Following his return to Australia in 1913 Vasco enlisted in the Australian Army (using the name Louis Vasco) and served in the 11th Field Company, Engineers. While in the army he never stopped drawing and this has created a visual diary of training, the troop ship, life in England and on the Western Front. Vasco was evacuated to England in 1918 and died in hospital before the war ended.

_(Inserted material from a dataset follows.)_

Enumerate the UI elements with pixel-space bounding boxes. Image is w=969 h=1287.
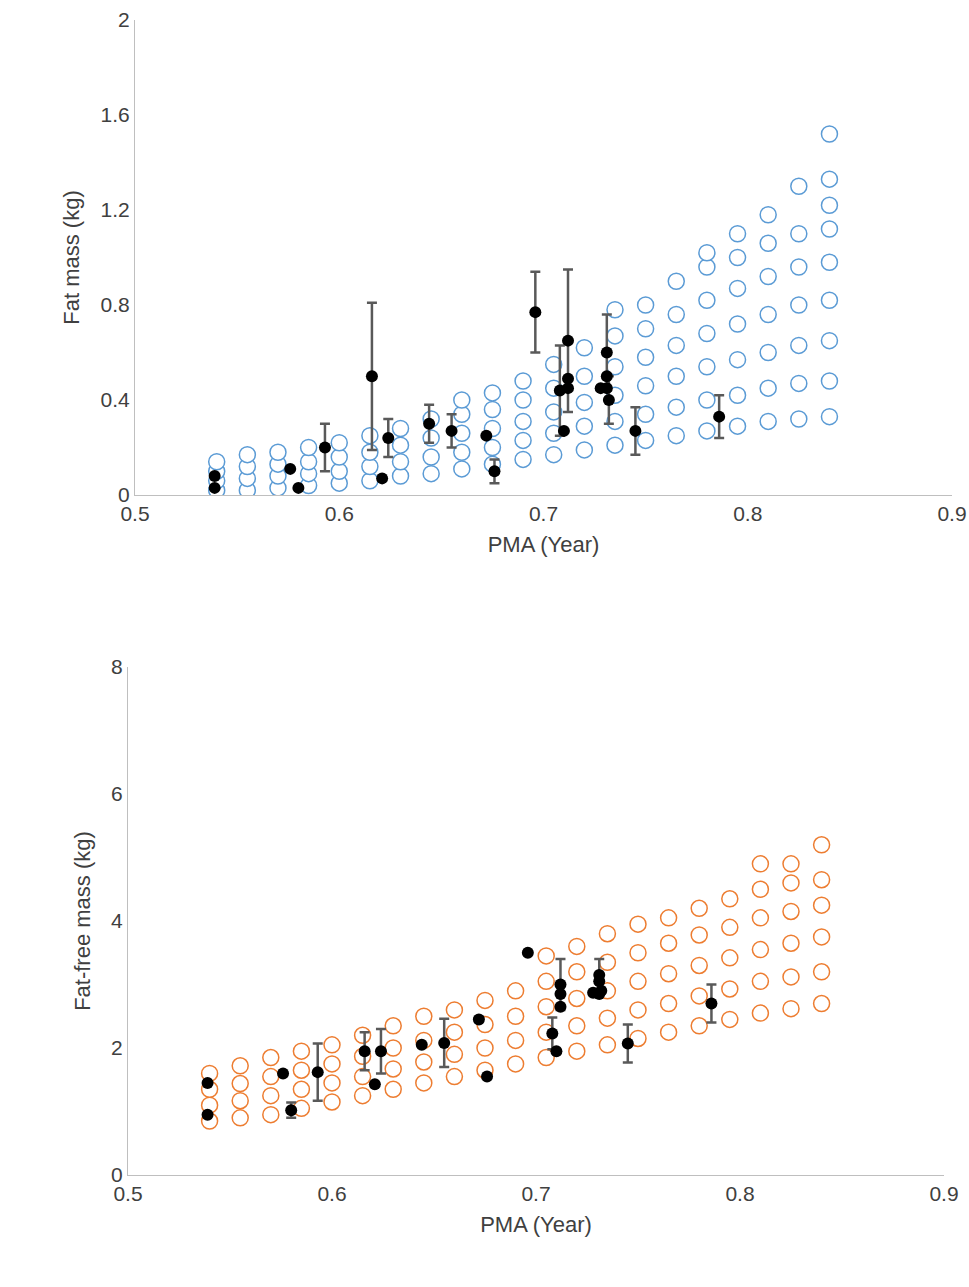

While he may not have been a great artist, Vasco was prolific. As a result, his drawings continue to turn up around the world and in family archives. At one point they were at least known to have hung in a bar in Livermore (California), a ferry terminal in Vancouver (Canada), Fasoli's bohemian restaurant in Melbourne, various pubs in England and a number of cafes in France. While he and most of his subjects were 'ordinary', he also had a Forrest Gump like knack for being in interesting places at interesting times. This gives significant value to his work.

Future blogs will expand on particular aspects of his life and highlight those areas where there are still many questions.

Vasco's niece, Renee Fauvette Erdos, was a history teacher and it is thanks to her that much of his material has been preserved in Australian archives. Her story, with some detail on Vasco's family, can be found at: http://www.htansw.asn.au/htahistory

Selected images

1. A Vasco cigarette card featuring a Melbourne football player.


2. A Vasco postcard from his 'boarding house' series.


3. Ann Homan and Richard Finn's Vasco's Livermore, written about a collection of Vasco caricatures drawn when he visited the small Californian town of Livermore in 1910. The drawings hung on the wall of a local bar and have been preserved. 



4. A 'Vasco' discovered in a pub in Brightlingsea, Essex, England. 



5. Vasco's grave, St Albans, England.